Efek samping lokal penggunaan kortikosteroid, antara lain atropi kulit, eritema persisten, teleangiektasia, papula, dan pustula, steroid acne, gluteal
granuloma, hipertrichosis, perubahan pigmentasi, dan alergi. Sedangkan efek samping sistemiknya adalah ketidakseimbangan elektrolit, diabetes steroid,
peningkatan katabolisme protein, hipertensi arteri, dan osteoporosis Kansky 2000.
Terapi kortikosteroid menyebabkan menurunnya jumlah limfosit sebagai induksi dari lisisnya limfosit lympholisis. Seperti hormon steroid lainnya,
kortikosteroid bersifat lipofilik dan dapat menembus membran plasma dan
berikatan pada reseptor dalam sitosol. Kortikosteroid juga dapat mereduksi kemampuan makrofag dan netrofil untuk memfagositosis benda asing. Efek inilah
yang memberikan kontribusi dalam aksi anti-inflamasi kortikosteroid. Selain itu, kortikosteroid juga mereduksi kemotaksis, hal inilah yang membuat beberapa sel
inflamasi tertarik oleh aktivasi sel T
H.
Ekspresi dari molekul MHC II dan IL-1 yang diproduksi oleh makrofag otomatis juga akan tereduksi. Akhirnya
kortikosteroid juga akan menstabilisasi membran lisosom dari leukosit, sehingga terjadi penurunan level dari enzim lisosom dilepaskan pada situs inflamasi Kuby
1992. Forbes dan Altman 1998 berpendapat bahwa pada unggas kortikosteroid
dapat menjadi terapi untuk lesio polifolikuler. Lesi ini mengakibatkan pruritus. Pemberian kortikosteroid atau NSAID, agen inflamasi dapat menghilangkan
pruritus. Sedangkan Tully 2000 berpendapat pemberian obat topikal pada unggas harus diwaspadai dan tidak boleh terlalu banyak pemberiannya. Obat ini
dapat melekat di bulu dan akan termakan oleh unggas saat unggas melicinkan bulunya dengan paruh sehingga berdampak toksisitas. Kortikosteroid topikal perlu
diwaspadai penggunaannya. Banyak dilaporkan terjadi kematian setelah penggunaan kortikosteroid.

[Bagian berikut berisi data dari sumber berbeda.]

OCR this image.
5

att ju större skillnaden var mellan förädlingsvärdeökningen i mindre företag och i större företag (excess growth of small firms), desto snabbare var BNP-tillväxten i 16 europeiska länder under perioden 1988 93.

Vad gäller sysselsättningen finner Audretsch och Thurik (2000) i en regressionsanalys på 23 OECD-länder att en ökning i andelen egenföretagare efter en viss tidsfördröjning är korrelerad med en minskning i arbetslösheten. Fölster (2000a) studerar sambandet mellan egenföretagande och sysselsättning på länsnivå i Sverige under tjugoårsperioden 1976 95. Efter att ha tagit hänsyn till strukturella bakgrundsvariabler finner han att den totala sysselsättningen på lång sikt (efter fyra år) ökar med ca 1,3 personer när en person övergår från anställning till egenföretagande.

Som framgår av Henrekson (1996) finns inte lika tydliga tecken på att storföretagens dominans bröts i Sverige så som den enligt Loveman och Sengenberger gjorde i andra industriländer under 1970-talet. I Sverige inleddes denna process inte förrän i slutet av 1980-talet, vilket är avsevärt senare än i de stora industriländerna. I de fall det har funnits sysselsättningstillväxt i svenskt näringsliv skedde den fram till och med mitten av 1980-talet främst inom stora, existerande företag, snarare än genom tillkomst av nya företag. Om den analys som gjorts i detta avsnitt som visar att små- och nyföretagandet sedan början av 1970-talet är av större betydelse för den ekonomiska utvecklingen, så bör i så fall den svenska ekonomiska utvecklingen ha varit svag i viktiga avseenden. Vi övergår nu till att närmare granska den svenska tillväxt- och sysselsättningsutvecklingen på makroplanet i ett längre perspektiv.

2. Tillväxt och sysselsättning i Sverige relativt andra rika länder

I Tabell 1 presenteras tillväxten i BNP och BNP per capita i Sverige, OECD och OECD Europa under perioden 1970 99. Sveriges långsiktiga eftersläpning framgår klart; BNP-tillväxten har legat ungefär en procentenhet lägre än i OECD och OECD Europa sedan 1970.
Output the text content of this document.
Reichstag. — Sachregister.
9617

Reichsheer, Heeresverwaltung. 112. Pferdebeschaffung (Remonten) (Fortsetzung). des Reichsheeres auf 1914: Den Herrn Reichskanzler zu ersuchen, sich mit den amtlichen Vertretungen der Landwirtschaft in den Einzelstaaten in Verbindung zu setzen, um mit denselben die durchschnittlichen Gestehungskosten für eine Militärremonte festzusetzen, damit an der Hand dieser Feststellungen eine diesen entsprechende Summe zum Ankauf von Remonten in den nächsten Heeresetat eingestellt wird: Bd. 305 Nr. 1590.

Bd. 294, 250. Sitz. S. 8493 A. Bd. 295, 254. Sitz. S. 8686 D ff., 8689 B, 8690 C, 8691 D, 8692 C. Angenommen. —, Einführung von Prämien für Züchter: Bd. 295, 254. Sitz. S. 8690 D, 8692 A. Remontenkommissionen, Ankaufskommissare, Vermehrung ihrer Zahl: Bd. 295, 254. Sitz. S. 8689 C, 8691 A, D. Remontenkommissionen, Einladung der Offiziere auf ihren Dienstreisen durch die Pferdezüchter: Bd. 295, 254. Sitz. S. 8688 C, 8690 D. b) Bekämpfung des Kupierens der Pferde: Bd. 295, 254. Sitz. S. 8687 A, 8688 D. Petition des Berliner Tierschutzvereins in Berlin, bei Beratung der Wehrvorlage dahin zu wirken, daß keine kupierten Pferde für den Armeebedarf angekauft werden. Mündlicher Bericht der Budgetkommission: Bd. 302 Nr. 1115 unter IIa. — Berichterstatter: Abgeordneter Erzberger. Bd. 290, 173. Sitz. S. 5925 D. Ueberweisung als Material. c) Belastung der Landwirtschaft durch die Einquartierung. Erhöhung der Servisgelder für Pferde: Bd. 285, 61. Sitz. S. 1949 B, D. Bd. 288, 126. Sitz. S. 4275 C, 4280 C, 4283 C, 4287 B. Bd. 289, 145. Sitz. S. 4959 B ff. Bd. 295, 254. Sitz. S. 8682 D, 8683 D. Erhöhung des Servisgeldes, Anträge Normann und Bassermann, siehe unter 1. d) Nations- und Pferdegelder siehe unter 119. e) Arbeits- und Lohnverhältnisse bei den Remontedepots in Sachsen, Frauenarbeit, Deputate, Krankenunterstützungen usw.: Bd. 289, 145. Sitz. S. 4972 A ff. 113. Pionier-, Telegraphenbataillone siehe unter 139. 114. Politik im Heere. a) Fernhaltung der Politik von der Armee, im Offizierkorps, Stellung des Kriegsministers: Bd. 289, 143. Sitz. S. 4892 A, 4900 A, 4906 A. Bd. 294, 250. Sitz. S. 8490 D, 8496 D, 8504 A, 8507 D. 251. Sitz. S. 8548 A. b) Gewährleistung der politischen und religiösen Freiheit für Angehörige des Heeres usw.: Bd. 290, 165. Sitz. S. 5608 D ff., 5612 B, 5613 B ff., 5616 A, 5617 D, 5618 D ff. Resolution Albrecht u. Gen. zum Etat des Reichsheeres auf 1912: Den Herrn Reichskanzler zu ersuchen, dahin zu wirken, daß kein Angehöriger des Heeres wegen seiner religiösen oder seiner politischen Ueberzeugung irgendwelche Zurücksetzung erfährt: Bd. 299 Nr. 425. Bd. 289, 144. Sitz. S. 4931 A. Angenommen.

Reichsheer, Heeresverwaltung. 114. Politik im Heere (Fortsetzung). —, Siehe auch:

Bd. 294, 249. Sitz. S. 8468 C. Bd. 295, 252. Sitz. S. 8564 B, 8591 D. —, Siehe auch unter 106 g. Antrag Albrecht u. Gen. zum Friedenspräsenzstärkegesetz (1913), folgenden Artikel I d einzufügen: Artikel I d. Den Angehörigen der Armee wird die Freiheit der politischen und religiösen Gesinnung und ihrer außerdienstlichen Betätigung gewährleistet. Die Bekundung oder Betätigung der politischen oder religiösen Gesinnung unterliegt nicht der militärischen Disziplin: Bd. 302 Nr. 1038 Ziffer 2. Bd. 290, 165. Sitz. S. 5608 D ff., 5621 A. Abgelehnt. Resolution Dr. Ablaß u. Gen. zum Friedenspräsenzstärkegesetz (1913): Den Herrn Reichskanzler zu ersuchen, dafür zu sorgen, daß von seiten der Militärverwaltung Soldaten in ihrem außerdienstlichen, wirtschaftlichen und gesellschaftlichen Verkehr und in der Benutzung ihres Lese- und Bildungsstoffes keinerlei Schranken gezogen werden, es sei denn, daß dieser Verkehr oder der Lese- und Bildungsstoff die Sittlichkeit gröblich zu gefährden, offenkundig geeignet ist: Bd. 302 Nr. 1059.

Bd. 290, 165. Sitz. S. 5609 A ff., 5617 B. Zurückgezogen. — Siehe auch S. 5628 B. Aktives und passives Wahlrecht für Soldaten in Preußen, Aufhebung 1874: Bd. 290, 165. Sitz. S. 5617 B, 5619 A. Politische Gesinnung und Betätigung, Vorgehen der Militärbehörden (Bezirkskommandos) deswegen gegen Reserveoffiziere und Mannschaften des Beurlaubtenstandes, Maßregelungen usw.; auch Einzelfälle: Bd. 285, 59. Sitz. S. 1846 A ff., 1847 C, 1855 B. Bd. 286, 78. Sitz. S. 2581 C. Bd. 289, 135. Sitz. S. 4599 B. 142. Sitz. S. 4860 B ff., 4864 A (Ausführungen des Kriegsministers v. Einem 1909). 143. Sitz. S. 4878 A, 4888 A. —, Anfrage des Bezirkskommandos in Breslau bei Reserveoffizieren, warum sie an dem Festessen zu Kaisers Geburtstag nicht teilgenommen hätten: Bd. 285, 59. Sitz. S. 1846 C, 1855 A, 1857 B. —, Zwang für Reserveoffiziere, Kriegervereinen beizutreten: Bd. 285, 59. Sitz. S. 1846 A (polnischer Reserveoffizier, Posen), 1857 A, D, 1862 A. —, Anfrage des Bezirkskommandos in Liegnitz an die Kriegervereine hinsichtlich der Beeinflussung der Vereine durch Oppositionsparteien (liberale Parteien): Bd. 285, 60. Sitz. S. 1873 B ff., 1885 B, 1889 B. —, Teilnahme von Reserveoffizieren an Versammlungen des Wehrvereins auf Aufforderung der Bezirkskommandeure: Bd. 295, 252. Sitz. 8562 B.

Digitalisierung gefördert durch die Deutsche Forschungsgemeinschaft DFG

Prednisolone, salah satu golongan kortikosteroid yang digunakan untuk penyakit rematik. Dosis rendah Prednisolone dapat menyebabkan kerusakan
persendian. Efek paling serius paparan kortikostreoid adalah penekanan pitutari- adrenal. Kelenjar adrenal akan mengalami atropi lalu kehilangan kemampuan
untuk memproduksi kortikosteroid alami. Tubuh tidak akan dapat bertahan menghadapi stres sehingga tubuh akan selalu berada di bawah cekaman. Anti-
inflamasi kortikosteroid menurunkan fungsi imun. Respon infeksi akan meningkat seiring dengan berkurangnya jumlah limfosit. Berbagai infeksi seperti
tuberkulosis akan mudah menyebar bahkan sebelum terdiagnosa Thorp 2008.